StemoniX favors a “fail early and cheaply” model. One in 5,000 compounds makes it from discovery to approval. Our goal is to whittle down those 5,000 compounds as quickly as possible and as early as possible to reduce costs in the drug discovery process.

MA: Could you tell me what it would look like 10, 15 years from today if it were the industry standard to use microOrgans to research new therapies? How would that change and transform the advancement of new therapies?

PY: Ten to fifteen years from now, the number one difference will be efficiency. The time to get those compounds to Phase I clinical trials will shrink. Another potential change could be having a higher success rate. Right now, on average, the failure rates of compounds in clinical trials is around 90 percent.

Another potential change would be to efficacy. Today, the efficacy of the top 10 grossing drugs in the United States is between four and twenty-five percent. In the next decade or so, precision medicine is going to benefit from what we are doing at StemoniX. When we create a model based on a disease line, knowing the genetic mutations that are occurring in those lines, then we are better able to say, "This therapeutic works for this particular gene or genes." That precision is going to increase success rates and increase efficacy for the patient.

MA: What about oncology? Everything is moving towards specific genomic therapeutics and highly customizable therapies for patients. How can your technology contribute to genomic advancements?

PY: We have created a proof of concept model of glioblastoma, which has no cure. There, we have taken tumor cell lines and integrated them with our healthy microBrains. We have observed some fascinating behavior of the tumor cells.

A lot of oncology research focuses on in vitro study of the tumor cells themselves or on in vivo work where, for example, they implant the tumor on the back of mice for observation. StemoniX is combining tumor cells with healthy human microBrains at scale. We have observed the tumor cells parasitically attack the microBrain and destroy the neural network in a matter of days. This activity is visible on a simple and consistent microBrain plate, but not on the back of a mouse.

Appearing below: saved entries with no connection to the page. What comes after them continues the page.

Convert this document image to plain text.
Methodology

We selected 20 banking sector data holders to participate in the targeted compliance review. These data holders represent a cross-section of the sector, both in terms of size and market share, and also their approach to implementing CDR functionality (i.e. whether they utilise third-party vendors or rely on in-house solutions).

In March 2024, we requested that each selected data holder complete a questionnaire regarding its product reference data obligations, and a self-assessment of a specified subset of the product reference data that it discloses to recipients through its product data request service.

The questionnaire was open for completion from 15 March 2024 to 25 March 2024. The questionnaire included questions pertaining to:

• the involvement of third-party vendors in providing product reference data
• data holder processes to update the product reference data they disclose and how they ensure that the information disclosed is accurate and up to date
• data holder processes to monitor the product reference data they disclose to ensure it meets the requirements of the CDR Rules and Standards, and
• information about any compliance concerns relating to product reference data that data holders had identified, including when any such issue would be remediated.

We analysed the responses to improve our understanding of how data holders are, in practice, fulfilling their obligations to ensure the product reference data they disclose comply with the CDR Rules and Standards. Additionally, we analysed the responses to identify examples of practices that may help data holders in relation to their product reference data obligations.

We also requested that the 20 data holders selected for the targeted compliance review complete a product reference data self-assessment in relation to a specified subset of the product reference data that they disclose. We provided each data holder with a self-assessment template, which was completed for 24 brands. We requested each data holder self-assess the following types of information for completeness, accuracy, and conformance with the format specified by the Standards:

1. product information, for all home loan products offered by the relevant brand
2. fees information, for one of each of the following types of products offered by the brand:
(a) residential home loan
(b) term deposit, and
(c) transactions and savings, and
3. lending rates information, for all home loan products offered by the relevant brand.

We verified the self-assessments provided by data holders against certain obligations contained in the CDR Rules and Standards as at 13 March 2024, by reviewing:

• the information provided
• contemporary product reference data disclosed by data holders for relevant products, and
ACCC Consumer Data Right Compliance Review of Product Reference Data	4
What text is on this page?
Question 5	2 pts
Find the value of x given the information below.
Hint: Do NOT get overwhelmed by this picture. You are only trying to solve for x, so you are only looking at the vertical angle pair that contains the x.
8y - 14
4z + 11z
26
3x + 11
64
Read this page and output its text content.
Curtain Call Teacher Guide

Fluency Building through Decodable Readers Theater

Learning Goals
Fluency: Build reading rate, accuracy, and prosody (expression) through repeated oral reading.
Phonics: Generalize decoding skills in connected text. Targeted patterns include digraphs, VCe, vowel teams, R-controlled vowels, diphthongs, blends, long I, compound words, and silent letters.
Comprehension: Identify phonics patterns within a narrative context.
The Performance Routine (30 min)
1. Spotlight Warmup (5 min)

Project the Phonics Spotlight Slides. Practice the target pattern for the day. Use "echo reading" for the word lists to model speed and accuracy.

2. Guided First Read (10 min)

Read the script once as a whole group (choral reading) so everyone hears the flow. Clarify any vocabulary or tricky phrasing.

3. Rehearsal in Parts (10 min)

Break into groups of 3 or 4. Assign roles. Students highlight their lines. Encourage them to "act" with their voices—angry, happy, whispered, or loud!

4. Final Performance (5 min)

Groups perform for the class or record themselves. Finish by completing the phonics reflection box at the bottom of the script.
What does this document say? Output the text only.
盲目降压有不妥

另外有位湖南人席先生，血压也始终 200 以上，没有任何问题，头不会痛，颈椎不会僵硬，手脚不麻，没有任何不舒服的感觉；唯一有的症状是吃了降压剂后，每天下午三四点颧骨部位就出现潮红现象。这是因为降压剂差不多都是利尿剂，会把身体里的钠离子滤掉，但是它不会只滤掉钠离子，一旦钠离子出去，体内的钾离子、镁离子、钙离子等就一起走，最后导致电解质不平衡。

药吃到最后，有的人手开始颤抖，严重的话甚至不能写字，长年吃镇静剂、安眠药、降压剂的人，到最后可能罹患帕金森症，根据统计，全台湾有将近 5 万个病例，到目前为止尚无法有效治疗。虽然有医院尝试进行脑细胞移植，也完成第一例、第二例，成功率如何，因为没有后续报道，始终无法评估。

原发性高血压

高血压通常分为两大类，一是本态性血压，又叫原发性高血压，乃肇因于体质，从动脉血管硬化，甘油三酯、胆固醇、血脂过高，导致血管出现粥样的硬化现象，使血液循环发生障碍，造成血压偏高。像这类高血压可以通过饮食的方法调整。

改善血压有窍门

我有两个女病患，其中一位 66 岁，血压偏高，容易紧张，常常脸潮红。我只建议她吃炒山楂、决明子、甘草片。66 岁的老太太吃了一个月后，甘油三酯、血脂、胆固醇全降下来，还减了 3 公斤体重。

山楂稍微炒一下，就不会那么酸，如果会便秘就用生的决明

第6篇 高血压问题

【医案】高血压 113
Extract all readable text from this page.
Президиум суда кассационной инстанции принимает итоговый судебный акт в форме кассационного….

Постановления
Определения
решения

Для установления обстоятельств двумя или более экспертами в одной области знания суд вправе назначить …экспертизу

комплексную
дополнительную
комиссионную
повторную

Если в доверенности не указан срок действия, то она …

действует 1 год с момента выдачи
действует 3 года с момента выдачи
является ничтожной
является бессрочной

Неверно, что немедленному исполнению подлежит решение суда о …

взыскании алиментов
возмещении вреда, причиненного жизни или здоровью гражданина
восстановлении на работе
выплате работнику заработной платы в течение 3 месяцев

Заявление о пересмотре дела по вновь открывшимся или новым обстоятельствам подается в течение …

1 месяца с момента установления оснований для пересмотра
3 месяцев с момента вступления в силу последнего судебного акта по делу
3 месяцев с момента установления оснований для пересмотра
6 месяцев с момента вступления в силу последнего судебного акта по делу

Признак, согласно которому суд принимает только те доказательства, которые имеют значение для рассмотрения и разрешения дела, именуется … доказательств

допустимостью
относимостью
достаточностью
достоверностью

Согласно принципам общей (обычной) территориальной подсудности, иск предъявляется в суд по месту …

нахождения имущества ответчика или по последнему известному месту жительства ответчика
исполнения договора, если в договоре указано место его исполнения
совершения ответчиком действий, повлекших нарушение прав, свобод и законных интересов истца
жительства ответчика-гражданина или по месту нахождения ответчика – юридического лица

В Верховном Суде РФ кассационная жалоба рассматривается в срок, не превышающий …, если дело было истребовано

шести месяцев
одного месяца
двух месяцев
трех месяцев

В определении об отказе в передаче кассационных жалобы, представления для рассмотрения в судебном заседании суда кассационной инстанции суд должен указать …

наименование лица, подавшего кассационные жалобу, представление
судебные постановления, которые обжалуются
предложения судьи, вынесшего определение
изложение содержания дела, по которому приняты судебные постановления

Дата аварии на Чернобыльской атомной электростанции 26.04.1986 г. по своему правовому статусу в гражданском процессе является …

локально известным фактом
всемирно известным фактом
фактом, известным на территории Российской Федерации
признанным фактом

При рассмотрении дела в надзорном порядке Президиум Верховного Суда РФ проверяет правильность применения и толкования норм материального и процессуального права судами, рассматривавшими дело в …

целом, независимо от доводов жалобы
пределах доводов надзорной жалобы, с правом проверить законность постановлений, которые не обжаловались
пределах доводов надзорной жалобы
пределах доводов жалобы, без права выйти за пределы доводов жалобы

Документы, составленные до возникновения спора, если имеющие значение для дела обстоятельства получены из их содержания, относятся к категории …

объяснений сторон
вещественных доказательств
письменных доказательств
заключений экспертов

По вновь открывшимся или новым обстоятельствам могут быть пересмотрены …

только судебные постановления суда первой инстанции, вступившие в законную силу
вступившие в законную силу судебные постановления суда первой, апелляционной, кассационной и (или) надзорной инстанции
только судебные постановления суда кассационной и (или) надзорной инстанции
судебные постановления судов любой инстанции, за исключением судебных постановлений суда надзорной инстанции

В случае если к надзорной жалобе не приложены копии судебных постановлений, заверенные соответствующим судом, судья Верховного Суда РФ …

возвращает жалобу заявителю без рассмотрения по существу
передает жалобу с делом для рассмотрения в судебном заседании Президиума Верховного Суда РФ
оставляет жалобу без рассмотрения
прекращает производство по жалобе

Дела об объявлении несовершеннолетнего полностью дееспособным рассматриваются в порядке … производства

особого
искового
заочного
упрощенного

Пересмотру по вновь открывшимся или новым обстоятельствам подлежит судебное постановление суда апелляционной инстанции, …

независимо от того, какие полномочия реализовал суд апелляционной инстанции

I think that the approach of integrating tumors with healthy cells provides a relevant system of cancer cells invading healthy tissue right in front of your eyes that can lead to therapies we have never even considered. So that is pretty exciting. Moreover, we can do that same model with our other platforms as well.

To combine your oncology and timing questions, it is entirely reasonable to predict that in 10-15 years, or probably less, we will see the technologies discussed here; high throughput screening, iPSC technology, and relevant micro-tissues, advance to the point where individual patient therapy is finely tuned by lab experiments using their own healthy and tumor cells before they are ever given a drug in the clinic. This will be the start of the true precision medicine revolution where we see treatment success significantly increase, and toxic outcomes significantly decrease.